You will need a serious amount of money (or excellent relocation package!) to be able to afford the sort of housing close to Central London. If you want a shortish underground ride to Holborn, you are thinking of North London suburbs of Islington, Highgate, Hampstead, St Johns Wood, or a bit further out, Finchley and Hendon. For the former, budget at least £500 a week, and for the latter £300. This is for a basic accommodation from a private landlord, and for something better, such as 24-hour security, parking space/garage etc, sky's the limit but up to double or more.
As for education, top state primaries provide excellent education, but good schools will all have a long waiting list and you are unlikely to get a place. If you ask the local authority (in your case a London Borough) to look for a school place, they will find you one, but it can be miles from home and not so good/or in a less desirable area. So taking these things into account, you may have no choice but to consider private education. I'd say the average fees are around £4500 a term or £13500 a year, so around A$7500 or A$22500, but they do vary a lot. Before you commit yourself, make sure you visit the school in person and meet the head and ask a lot of questions, and that your daughter will fit in and be happy. Each school is different and has its own strengths and ethos.


----------



## ozroses01 (May 20, 2008)

*thanks*



Joppa said:


> You will need a serious amount of money (or excellent relocation package!) to be able to afford the sort of housing close to Central London. If you want a shortish underground ride to Holborn, you are thinking of North London suburbs of Islington, Highgate, Hampstead, St Johns Wood, or a bit further out, Finchley and Hendon. For the former, budget at least £500 a week, and for the latter £300. This is for a basic accommodation from a private landlord, and for something better, such as 24-hour security, parking space/garage etc, sky's the limit but up to double or more.
> As for education, top state primaries provide excellent education, but good schools will all have a long waiting list and you are unlikely to get a place. If you ask the local authority (in your case a London Borough) to look for a school place, they will find you one, but it can be miles from home and not so good/or in a less desirable area.

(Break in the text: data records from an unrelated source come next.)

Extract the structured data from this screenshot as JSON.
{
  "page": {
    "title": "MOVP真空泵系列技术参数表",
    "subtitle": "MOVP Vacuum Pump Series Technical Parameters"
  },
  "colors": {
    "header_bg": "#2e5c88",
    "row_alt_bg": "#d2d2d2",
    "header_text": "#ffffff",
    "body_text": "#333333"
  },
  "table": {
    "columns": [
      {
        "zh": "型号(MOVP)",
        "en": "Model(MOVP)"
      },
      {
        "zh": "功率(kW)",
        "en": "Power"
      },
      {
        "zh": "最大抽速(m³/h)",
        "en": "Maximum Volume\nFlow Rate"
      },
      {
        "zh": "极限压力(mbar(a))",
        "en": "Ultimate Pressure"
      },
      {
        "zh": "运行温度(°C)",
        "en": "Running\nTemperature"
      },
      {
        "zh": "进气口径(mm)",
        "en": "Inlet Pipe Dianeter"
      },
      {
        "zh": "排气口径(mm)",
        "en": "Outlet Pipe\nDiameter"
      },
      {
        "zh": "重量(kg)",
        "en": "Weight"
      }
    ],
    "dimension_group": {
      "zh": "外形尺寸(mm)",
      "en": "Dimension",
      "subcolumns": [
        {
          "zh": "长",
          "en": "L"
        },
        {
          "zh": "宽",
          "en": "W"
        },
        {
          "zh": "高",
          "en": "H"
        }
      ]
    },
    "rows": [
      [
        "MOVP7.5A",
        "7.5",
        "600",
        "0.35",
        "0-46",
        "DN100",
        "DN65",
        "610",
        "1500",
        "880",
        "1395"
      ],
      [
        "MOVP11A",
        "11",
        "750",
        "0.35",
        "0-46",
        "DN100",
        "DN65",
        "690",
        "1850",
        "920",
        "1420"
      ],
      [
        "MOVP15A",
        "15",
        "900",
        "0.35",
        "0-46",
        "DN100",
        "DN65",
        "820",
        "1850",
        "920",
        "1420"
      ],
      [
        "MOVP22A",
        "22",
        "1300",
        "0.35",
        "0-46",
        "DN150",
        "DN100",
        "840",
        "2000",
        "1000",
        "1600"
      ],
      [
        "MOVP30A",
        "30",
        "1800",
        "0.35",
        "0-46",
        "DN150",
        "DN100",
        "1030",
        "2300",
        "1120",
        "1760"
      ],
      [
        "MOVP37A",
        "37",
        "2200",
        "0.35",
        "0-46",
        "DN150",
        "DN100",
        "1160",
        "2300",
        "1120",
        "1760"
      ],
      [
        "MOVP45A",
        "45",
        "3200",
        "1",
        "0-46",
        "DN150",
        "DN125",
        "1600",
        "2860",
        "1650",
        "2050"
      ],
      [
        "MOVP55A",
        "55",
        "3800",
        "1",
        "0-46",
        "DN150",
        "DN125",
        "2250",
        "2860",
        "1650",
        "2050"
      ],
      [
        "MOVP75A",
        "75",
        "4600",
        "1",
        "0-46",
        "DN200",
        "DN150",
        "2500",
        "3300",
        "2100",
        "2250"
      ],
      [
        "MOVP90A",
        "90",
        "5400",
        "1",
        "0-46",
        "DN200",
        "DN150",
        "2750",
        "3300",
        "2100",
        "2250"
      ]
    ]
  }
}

So taking these things into account, you may have no choice but to consider private education. I'd say the average fees are around £4500 a term or £13500 a year, so around A$7500 or A$22500, but they do vary a lot. Before you commit yourself, make sure you visit the school in person and meet the head and ask a lot of questions, and that your daughter will fit in and be happy. Each school is different and has its own strengths and ethos.


Thanks Joppa - we won't move unless the package is "right" so your guidelines are a huge help. Fingers crossed the negotiations are fruitful and we can begin our UK adventure.


----------